By allowing unlimited size of landholdings, making big loans easily available and allowing zero duty on transfer of land to investors mean reneging on the commitment to true land reforms and redistributing land to the tiller-citizens. The very fact that the constitution has to be amended (which is correctly the function of elected government) to do away with the ceilings on land ownership betrays in whose benefit this is working. It means indebting our country further to provide high-priced infrastructure and privileges to investors, which will then be dumped on the taxpayers to pay off. Instead of reforms, long-victimised labour now face labour laws being made inapplicable so as to attract foreign exploitation.
First rights to land belong to the tiller who grows crops with his or her own hands. In the past, Agricultural Development Bank loans meant to uplift the peasant and small farmer financed and fattened the purses of big landlords instead. Every government to date has denied the minimum basic facilities to peasants who grow crops for all their fellow-citizens; in effect the foreign investor is being offered rights, perks and preferential treatment that our own citizens are being barred from in a sensitive sector that affects our sovereignty and survival. History is now about to repeat itself on a massive scale.
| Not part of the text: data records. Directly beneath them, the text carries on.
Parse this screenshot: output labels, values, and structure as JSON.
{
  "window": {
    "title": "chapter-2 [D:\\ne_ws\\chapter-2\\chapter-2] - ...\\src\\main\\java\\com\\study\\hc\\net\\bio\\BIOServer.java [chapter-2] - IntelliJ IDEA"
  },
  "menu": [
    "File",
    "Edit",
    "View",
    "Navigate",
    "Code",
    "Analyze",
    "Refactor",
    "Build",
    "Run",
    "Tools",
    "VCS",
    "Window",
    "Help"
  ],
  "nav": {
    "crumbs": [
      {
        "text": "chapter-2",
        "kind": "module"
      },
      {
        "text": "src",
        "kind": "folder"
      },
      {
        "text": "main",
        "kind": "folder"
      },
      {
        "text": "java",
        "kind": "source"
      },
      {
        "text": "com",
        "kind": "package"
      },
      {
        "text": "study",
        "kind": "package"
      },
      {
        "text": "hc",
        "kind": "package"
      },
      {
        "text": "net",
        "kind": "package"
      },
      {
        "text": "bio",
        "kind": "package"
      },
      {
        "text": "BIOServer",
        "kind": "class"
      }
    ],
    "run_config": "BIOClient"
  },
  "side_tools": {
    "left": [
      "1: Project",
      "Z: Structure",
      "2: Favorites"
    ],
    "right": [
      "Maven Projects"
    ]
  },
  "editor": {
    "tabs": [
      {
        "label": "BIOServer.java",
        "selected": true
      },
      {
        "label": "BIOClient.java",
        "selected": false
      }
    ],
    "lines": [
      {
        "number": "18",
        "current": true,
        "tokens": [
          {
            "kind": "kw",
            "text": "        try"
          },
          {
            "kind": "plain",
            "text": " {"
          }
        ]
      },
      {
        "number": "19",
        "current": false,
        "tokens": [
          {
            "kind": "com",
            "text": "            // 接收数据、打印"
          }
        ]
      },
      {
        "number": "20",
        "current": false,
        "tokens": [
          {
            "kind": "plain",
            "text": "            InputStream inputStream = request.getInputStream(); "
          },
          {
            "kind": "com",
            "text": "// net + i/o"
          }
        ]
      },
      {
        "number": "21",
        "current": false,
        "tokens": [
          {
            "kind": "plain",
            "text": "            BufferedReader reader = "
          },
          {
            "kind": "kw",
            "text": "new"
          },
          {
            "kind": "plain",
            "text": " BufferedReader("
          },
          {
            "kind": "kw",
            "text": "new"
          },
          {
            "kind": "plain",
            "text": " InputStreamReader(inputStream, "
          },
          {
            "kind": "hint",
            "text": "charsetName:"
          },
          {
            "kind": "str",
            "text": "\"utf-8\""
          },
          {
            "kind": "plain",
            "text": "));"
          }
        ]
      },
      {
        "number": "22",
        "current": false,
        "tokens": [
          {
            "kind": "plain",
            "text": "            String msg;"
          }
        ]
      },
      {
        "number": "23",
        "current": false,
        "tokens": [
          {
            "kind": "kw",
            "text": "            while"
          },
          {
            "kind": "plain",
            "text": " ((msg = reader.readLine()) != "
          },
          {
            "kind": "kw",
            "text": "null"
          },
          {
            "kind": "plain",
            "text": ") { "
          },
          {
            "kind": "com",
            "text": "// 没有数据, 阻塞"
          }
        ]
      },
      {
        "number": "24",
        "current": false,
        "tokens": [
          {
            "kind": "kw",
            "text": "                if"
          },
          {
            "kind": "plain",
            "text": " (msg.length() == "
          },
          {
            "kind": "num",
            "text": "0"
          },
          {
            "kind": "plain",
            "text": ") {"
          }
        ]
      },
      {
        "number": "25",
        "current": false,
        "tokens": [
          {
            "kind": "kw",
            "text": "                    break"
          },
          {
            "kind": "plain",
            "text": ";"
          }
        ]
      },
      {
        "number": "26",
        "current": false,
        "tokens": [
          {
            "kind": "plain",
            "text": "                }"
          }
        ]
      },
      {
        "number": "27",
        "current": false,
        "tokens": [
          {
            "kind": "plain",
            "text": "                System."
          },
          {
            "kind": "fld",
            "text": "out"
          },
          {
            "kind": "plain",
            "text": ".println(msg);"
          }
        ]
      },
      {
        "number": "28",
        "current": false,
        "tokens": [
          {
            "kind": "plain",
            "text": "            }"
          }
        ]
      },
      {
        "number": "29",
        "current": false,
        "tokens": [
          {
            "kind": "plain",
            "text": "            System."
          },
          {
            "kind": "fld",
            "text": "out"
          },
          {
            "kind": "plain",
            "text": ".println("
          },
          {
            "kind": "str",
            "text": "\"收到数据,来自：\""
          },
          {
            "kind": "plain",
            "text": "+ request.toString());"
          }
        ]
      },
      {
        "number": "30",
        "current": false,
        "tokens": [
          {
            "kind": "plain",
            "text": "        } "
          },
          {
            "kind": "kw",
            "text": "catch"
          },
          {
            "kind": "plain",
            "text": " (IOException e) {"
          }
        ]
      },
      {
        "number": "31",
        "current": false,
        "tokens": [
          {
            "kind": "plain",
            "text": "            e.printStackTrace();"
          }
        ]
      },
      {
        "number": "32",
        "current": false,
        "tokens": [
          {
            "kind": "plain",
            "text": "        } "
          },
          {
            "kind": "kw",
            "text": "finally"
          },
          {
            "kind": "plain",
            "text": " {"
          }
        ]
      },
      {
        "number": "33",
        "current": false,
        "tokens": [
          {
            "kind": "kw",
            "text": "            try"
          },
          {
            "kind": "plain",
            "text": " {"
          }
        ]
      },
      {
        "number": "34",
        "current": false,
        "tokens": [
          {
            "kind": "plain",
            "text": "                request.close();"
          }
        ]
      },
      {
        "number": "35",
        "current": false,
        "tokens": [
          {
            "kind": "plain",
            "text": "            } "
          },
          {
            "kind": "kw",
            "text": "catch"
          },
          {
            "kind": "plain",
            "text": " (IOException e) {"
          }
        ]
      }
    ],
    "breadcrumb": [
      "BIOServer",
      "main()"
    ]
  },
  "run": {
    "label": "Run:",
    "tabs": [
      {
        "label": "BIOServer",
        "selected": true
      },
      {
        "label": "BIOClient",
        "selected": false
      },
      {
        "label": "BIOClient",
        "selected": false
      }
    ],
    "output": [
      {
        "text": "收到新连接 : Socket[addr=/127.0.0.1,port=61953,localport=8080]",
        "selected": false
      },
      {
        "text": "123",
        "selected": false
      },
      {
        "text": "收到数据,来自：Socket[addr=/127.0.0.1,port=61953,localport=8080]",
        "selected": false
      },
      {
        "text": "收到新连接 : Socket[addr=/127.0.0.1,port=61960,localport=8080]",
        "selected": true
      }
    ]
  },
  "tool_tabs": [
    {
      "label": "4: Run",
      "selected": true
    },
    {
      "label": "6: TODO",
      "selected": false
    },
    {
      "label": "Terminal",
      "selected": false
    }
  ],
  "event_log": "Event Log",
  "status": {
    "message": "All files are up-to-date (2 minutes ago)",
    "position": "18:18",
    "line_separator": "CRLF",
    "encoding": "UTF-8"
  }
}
Industrial farming has historically exploited with massive capital investment for short-term high profits, which displaced and created few or no jobs for peasants, driving out local small entrepreneurs and factories out of business whose losses added to corporate consolidations. In America, the family farm is almost extinct. Corporate farming in Pakistan will concentrate vast, unlimited acreages in fewer hands with all the attendant diseconomies of scale applying to chemical monoculture and environmental degradation. The shortage of finite water supply means it will be diverted to where money is. Governments may not ignore the fact that all natural resources belong to the people and not even elected governments have the mandate to do as they please. It is a violation of civil and human rights and should be withdrawn immediately.
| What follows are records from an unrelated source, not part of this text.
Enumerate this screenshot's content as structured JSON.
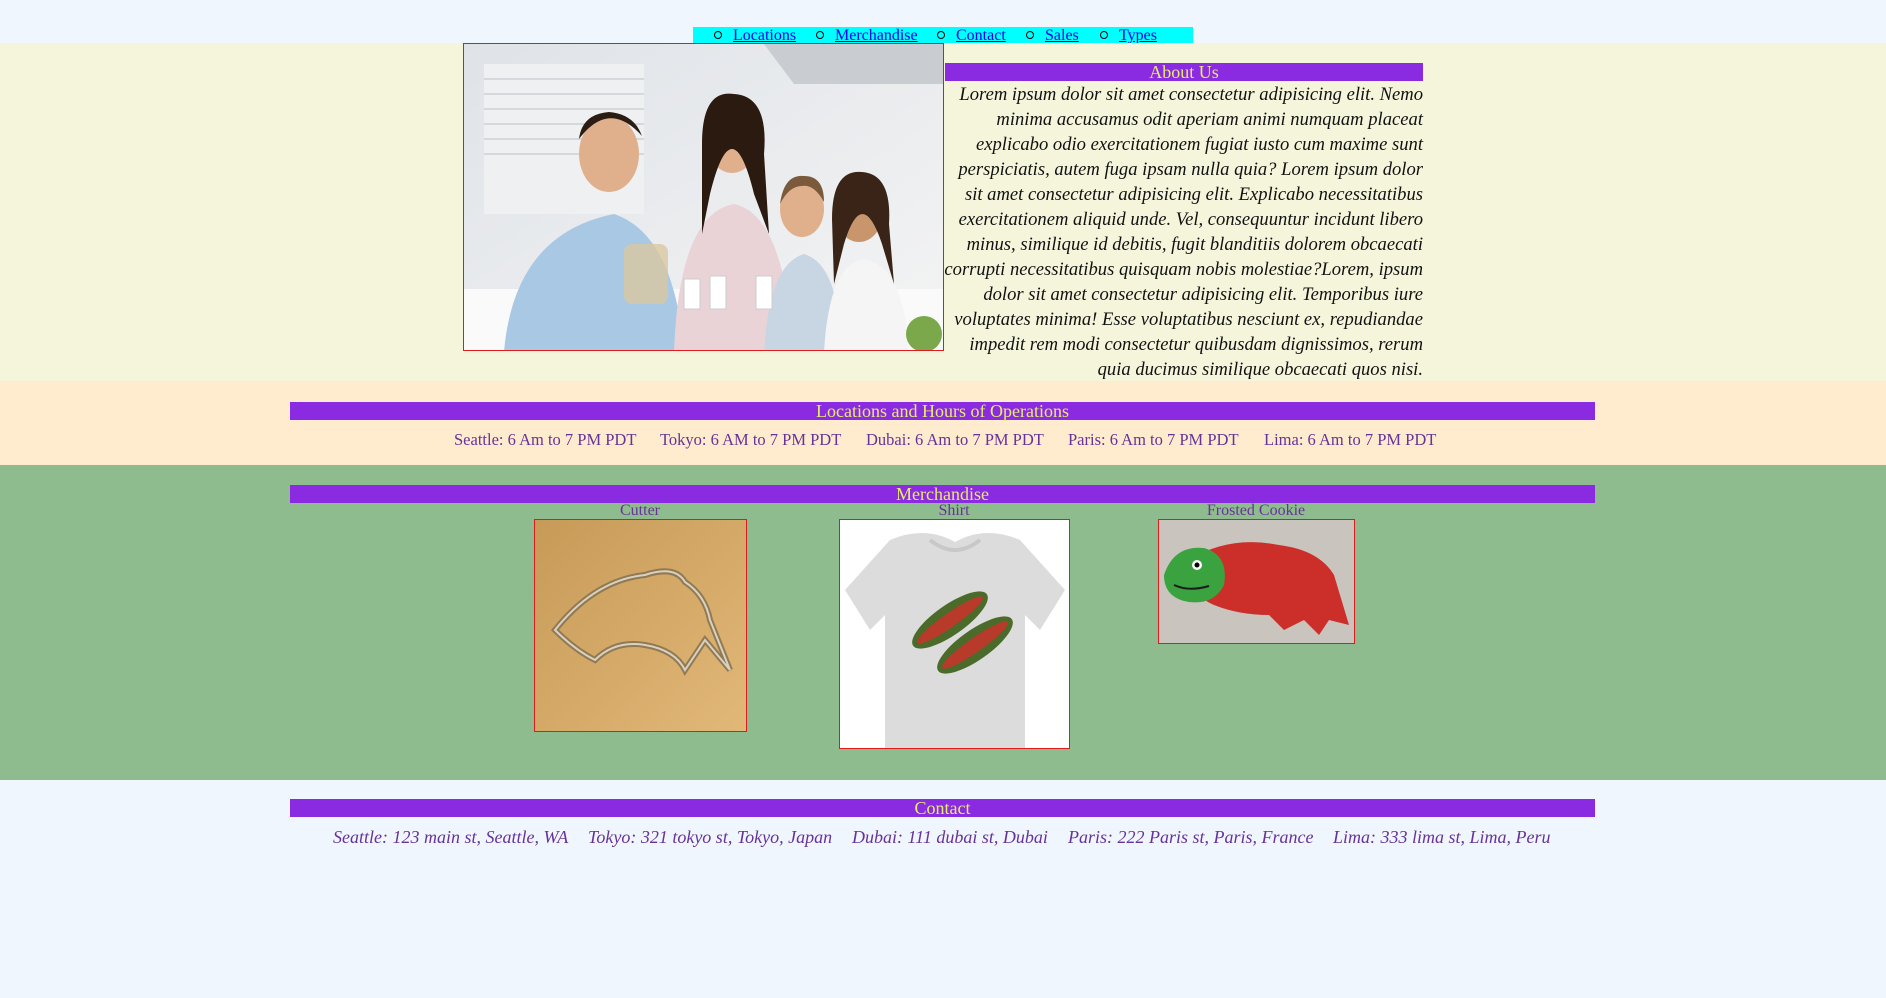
{
  "nav": {
    "items": [
      {
        "label": "Locations"
      },
      {
        "label": "Merchandise"
      },
      {
        "label": "Contact"
      },
      {
        "label": "Sales"
      },
      {
        "label": "Types"
      }
    ]
  },
  "about": {
    "title": "About Us",
    "text": "Lorem ipsum dolor sit amet consectetur adipisicing elit. Nemo minima accusamus odit aperiam animi numquam placeat explicabo odio exercitationem fugiat iusto cum maxime sunt perspiciatis, autem fuga ipsam nulla quia? Lorem ipsum dolor sit amet consectetur adipisicing elit. Explicabo necessitatibus exercitationem aliquid unde. Vel, consequuntur incidunt libero minus, similique id debitis, fugit blanditiis dolorem obcaecati corrupti necessitatibus quisquam nobis molestiae?Lorem, ipsum dolor sit amet consectetur adipisicing elit. Temporibus iure voluptates minima! Esse voluptatibus nesciunt ex, repudiandae impedit rem modi consectetur quibusdam dignissimos, rerum quia ducimus similique obcaecati quos nisi."
  },
  "locations": {
    "title": "Locations and Hours of Operations",
    "items": [
      "Seattle: 6 Am to 7 PM PDT",
      "Tokyo: 6 AM to 7 PM PDT",
      "Dubai: 6 Am to 7 PM PDT",
      "Paris: 6 Am to 7 PM PDT",
      "Lima: 6 Am to 7 PM PDT"
    ]
  },
  "merchandise": {
    "title": "Merchandise",
    "items": [
      {
        "label": "Cutter"
      },
      {
        "label": "Shirt"
      },
      {
        "label": "Frosted Cookie"
      }
    ]
  },
  "contact": {
    "title": "Contact",
    "items": [
      "Seattle: 123 main st, Seattle, WA",
      "Tokyo: 321 tokyo st, Tokyo, Japan",
      "Dubai: 111 dubai st, Dubai",
      "Paris: 222 Paris st, Paris, France",
      "Lima: 333 lima st, Lima, Peru"
    ]
  },
  "colors": {
    "nav_bg": "#00ffff",
    "section_bar": "#8a2be2",
    "section_text": "#e6ec6a",
    "body_text": "#663399",
    "image_border": "#e01b1b"
  }
}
On the other hand, widespread re-distribution of land in small acreages (even as little as an acre or two) among lakhs of peasant-citizens, especially women who do over two-thirds of farm work anyway as low- paid or totally unpaid family labour, would produce several times higher total output per unit of land. This, through mixed-crops, chemical-free, cheap ecological farming, was the norm for thousands of years before the colonial introduction of plantation agriculture. It would require absolutely no foreign investment or loans; and as happened in Cuba, it would rid us of our self-imposed neo-colonial yoke. It only needs recognition of the rights of all citizens, not just a favoured few and the will to carry it through.